ARCHIVES (1995)

C’est décidé, je me tire...

Blaise n’était qu’un pauvre mec. On ne l’avait jamais regardé. Entre Jeannot, le petit dernier, et l’aîné, si exceptionnel, il n’existait pas. Nul en classe, inexistant à la maison. Une fois parti, on ne s’apercevrait même pas de son absence.
En tout cas pas tout de suite; le lundi, il ne rentrait pas dîner.
Dans son sac de gym, sous le survet’, il avait caché une lampe de poche, des allumettes, un couteau suisse à six lames, un tube de lait condensé. Avec l’argent de poche de la semaine, il achèterait du pain et du fromage à Saint-Cergue. C’est là qu’il irait avant de passer la frontière. Même sans la clé, il pourrait entrer dans le chalet. L’an dernier, des squatters avaient dévissé un volet, cassé un carreau et s’étaient installés toute une semaine sans qu’on les voie. L’endroit était peu fréquenté à cette saison. Ce serait une bonne planque pour préparer la suite du voyage.
Tout excité, Blaise s’endormit. La sonnerie du réveil le surprit en plein rêve d’évasion.

* * * * *

C’est le soir seulement, après le souper, que les parents commencèrent à s’inquiéter. Jeannot n’avait rien vu, rien entendu. Ils s’inquiétèrent davantage quand, au téléphone, Pascal leur dit que son copain n’était pas venu en classe.
Dans la chambre, tout était comme d’habitude; le lit défait, les vêtements sales entassés sur le plancher, les livres, les cahiers, les cassettes en vrac sur une chaise.
Le père téléphone à la police: «Non, rien à signaler...» Il se précipita alors sur le panneau des clés. Celle du chalet de La Givrine était en place.
- Marre, marre! Marre de quoi? Son fils ne manquait de rien. Une bouffée de colère et d’amertume se mêlait à son angoisse naissante.
La mère, culpabilisée, se posait des questions. En quoi avait-elle failli?
Pendant la nuit, le père n’avait pas fermé l’oeil, cherchant en lui une intuition, une idée, une direction. Il fallait agir. Mais comment?
Au petit jour, n’y tenant plus, il décida d’aller réfléchir là-haut.

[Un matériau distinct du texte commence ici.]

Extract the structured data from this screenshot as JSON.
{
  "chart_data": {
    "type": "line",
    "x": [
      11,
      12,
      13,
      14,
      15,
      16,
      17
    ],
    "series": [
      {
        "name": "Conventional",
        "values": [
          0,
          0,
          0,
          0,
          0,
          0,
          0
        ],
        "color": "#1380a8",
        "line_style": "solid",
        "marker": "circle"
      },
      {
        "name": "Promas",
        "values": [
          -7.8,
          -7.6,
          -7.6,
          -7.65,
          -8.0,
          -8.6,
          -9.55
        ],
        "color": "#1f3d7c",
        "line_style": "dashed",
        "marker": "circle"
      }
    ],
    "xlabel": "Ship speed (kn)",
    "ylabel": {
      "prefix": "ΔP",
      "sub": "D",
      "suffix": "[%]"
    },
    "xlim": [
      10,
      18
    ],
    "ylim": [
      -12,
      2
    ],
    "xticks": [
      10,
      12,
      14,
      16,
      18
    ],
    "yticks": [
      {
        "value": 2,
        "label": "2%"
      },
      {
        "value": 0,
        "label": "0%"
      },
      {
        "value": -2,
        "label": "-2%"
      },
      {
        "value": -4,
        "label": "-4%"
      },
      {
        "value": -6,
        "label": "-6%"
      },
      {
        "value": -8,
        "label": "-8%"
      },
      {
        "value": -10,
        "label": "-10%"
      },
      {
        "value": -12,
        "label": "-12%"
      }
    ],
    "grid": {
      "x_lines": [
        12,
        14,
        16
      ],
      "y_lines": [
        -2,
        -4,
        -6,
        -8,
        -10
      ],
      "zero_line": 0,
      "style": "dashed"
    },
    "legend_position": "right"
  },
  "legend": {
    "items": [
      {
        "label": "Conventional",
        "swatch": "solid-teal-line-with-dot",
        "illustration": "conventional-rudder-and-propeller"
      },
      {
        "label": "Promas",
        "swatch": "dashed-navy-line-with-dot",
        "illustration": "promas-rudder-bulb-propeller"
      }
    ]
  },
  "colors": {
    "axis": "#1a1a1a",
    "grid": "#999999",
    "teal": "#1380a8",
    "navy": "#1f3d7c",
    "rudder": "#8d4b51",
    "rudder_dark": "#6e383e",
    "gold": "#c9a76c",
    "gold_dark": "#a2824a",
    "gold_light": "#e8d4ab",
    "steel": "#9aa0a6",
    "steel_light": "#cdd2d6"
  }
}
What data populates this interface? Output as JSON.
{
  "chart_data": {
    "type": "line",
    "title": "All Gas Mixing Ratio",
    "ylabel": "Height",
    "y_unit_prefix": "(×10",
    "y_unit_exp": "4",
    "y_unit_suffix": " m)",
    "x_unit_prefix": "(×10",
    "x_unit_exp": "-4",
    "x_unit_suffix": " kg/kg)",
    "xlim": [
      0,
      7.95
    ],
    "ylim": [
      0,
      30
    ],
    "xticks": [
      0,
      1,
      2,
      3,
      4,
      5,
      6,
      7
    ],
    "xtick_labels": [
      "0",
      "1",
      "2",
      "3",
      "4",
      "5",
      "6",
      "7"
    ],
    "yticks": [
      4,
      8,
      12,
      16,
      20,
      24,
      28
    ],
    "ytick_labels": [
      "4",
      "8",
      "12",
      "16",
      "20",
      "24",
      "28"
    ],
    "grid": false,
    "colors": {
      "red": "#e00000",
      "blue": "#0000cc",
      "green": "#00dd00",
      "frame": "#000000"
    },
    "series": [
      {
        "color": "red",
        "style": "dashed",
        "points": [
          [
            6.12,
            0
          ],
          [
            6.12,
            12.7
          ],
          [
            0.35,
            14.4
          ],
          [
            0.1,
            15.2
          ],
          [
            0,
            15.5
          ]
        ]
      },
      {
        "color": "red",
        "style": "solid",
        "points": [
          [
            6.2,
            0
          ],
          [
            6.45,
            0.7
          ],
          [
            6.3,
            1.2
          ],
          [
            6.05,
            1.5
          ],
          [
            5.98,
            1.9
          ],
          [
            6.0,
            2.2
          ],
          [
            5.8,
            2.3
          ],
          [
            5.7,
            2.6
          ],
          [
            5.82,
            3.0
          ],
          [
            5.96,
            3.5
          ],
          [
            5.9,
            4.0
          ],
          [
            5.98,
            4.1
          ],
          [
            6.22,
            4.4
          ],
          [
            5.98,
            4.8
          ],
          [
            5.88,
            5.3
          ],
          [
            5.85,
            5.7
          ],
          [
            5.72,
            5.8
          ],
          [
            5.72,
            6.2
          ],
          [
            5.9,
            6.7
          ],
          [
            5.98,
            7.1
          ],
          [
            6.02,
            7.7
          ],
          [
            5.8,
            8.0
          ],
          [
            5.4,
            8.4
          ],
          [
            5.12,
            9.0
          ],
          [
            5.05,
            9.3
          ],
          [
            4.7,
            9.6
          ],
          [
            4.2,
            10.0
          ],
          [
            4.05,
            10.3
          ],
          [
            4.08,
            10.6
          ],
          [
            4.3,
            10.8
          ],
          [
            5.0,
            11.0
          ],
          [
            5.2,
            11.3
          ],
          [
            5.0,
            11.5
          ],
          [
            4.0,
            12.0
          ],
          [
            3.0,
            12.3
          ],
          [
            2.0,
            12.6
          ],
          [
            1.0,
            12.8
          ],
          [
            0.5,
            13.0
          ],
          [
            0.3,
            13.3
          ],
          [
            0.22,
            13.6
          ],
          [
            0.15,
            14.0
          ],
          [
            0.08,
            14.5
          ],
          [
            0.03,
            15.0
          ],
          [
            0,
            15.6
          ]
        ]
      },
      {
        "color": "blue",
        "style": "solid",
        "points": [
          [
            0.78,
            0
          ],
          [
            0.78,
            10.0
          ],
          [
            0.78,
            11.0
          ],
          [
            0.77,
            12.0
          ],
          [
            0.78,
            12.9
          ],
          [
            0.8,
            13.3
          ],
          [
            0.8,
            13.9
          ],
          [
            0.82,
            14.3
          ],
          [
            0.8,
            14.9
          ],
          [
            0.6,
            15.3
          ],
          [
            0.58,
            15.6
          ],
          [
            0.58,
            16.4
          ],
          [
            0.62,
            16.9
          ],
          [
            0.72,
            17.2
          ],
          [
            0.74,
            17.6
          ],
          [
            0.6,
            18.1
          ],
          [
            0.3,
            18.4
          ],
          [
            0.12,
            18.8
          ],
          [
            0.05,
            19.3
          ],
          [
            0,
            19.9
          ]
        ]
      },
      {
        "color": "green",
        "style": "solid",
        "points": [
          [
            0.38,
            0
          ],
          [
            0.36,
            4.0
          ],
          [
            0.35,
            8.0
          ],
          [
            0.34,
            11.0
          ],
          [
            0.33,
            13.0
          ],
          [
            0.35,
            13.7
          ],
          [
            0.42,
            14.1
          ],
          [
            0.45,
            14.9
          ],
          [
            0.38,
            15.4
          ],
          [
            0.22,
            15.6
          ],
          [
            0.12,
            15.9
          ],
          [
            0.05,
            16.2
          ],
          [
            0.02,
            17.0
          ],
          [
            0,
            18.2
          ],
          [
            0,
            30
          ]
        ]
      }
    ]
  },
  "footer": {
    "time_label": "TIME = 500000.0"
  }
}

Laissant un mot à sa femme, qui avait fini par s’endormir, il partit, emportant la clé des Fougères.
Le chalet, lieu de tant de joies, de bonheurs simples, de feux tranquilles, hors du bruit et du monde, loin de la classe et du bureau, où ils avaient joué, père et fils, coupé du bois, ramassé des champignons, guetté la biche et le chamois, repéré le terrier du renard; où ils avaient vécu entre hommes, quand la mère avait accouché de Jeannot, il y a trois ans.
A Saint-Cergue, il acheta des croissants, prit le chemin familier, s’arrêta sur l’espace réservé aux voitures et monta à pied le raidillon qui menait au chalet. Les volets étaient fermés, il ouvrit la porte sans bruit, buta sur des baskets, vit dans la pénombre une forme recroquevillée dans un sac de couchage. Son coeur sauta dans sa poitrine avec un cri de reconnaissance.
Mesurant ses gestes, il alluma le feu dans la cheminée, mit de l’eau à bouillir, déposa sur la table le Nescafé, les croissants, et se pencha sur son fils endormi.
- Le café est servi!
Se regardant par-dessus leur bol, ils buvaient en silence. Pas besoin d’explications. Son père était venu le chercher comme autrefois, quand il était petit et qu’il se cachait des heures durant pour qu’on le trouve.